Évelyne Pollet est décédée, centenaire, le 10 février dernier. Je l’ai appris tout récemment, alors même que sa disparition fut annoncée dans le Journal télévisé belge. On imagine bien pourtant qu’on y fit plus de place au dramaturge Arthur Miller, mort le même jour.
Son amour impossible pour Céline fut la grande affaire de sa vie, et même au-delà, puisque si l’on s’intéresse aujourd’hui à elle, c’est précisément en raison de cette relation qu’elle évoqua, de manière romancée, dans un livre connu de tous les céliniens ¹.
À plusieurs reprises, je lui rendis visite dans son petit appartement de Boitsfort, commune verdoyante de Bruxelles. La flamme avec laquelle cette alerte octogénaire évoquait son grand homme m’étonnait à chaque fois. C’est qu’elle l’aimait manifestement toujours d’une manière intense. « Les yeux de cet homme dur avaient une extraordinaire expression de langueur, de confiance, d’appel. » Belle phrase extraite de ce roman, dont elle commença la rédaction après une rupture douloureuse. On retiendra aussi ce portrait pénétrant : « Céline était un homme secret ; mais il irradiait une ambiance qui dispersait les mensonges, tuait le simulacre. Avec lui, on cessait de tenir la vie à bout de bras, pour la regarder de près. Il était tout le temps à l’affût de la vie. Il était la vie elle-même ».
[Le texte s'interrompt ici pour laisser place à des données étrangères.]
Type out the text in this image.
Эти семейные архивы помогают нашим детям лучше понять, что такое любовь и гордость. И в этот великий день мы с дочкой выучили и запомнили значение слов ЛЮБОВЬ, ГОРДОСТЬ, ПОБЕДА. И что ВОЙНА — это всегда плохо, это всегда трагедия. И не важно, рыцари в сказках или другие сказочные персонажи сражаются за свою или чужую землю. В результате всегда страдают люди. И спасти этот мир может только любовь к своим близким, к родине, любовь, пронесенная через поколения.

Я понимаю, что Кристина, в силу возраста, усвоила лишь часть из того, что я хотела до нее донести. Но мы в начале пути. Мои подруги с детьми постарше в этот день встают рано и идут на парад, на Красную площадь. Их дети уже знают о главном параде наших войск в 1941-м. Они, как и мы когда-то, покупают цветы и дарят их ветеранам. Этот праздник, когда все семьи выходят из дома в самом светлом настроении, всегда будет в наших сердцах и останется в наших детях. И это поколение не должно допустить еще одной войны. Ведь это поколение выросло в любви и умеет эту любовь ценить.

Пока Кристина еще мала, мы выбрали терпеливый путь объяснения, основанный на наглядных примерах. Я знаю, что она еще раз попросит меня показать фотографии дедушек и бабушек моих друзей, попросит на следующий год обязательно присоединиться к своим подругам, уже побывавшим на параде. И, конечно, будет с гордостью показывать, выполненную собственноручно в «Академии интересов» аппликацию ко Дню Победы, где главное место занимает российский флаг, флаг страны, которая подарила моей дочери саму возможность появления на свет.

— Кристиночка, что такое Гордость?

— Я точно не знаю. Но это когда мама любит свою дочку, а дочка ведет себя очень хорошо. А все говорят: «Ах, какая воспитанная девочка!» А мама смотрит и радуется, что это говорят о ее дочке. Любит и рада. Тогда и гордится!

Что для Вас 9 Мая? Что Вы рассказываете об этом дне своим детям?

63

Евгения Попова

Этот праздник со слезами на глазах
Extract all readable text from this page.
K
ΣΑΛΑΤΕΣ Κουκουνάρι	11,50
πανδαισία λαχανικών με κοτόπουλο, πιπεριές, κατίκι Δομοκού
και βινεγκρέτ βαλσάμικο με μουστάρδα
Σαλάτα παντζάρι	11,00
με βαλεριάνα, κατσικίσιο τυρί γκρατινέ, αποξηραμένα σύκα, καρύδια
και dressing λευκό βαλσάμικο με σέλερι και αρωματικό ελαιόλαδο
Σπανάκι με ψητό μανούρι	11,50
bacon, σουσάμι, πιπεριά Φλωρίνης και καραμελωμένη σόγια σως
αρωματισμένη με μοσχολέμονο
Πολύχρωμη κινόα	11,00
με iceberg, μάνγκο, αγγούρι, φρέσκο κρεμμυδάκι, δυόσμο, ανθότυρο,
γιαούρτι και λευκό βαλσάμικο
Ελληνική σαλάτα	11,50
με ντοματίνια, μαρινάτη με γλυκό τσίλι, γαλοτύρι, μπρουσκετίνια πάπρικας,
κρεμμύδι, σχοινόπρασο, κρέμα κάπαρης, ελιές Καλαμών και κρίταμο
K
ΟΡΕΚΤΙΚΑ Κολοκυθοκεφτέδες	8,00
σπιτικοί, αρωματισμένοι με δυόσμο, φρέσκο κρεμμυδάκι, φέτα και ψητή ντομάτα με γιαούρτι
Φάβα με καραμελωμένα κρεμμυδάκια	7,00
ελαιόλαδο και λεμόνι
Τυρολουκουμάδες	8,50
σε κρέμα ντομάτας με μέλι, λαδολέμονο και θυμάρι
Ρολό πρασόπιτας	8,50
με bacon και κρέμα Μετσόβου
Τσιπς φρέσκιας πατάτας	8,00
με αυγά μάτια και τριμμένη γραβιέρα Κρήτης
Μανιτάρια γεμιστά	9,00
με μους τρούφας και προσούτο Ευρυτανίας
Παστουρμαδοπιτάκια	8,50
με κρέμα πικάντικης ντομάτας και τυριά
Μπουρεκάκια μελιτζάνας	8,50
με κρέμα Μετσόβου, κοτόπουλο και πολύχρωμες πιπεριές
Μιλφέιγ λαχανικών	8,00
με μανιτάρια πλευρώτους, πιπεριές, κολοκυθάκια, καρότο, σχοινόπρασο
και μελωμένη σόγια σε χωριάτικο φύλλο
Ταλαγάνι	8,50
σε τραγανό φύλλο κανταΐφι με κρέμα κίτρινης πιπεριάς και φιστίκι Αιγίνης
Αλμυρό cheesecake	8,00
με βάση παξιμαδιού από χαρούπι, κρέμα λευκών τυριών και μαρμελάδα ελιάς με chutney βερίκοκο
C’est avec une sorte de résignation souriante qu’elle accueillait les visiteurs, toujours un peu désappointée qu’on s’intéressât à elle à travers Céline et non pour elle-même. L’amertume était bien présente aussi lorsqu’elle évoquait sa carrière littéraire « ratée » qu’elle comparait à celle de sa belle-sœur, Marie Gevers, qui avait, selon elle, l’entregent qui lui faisait défaut.
J’aimais son franc-parler qui lui faisait affirmer ceci : « Je ne dirai jamais assez qu’en écrivant ses pamphlets, Céline avait l’impression très forte de commettre un acte dangereux et qui lui attirerait mille ennuis, au lieu de s’abaisser à une lâcheté, comme tout le monde le lui reproche ». Ce qui ne l’empêchait pas de préciser : « Je n’aimais pas ces pamphlets. Ils me semblaient excessifs, un peu enfantins, et me décevaient pour tout dire » ² .
Évelyne était assurément un personnage. Forte et écorchée vive à la fois, rude dans certains de ses jugements et si sensible en même temps, marquée à jamais par la mort prématurée de son fils, le comédien Ivan Dominique, qu’elle a mis tant d’années à rejoindre.
- Escaliers [Bruxelles], La Renaissance du Livre, 1956, 202 p.
- Lettres du 11 juillet et du 7 août 1976 à Henri Thyssens. Extraits cités dans le catalogue Tout Céline [Liège], n° 14, juin 1982, pp. [4]-[5].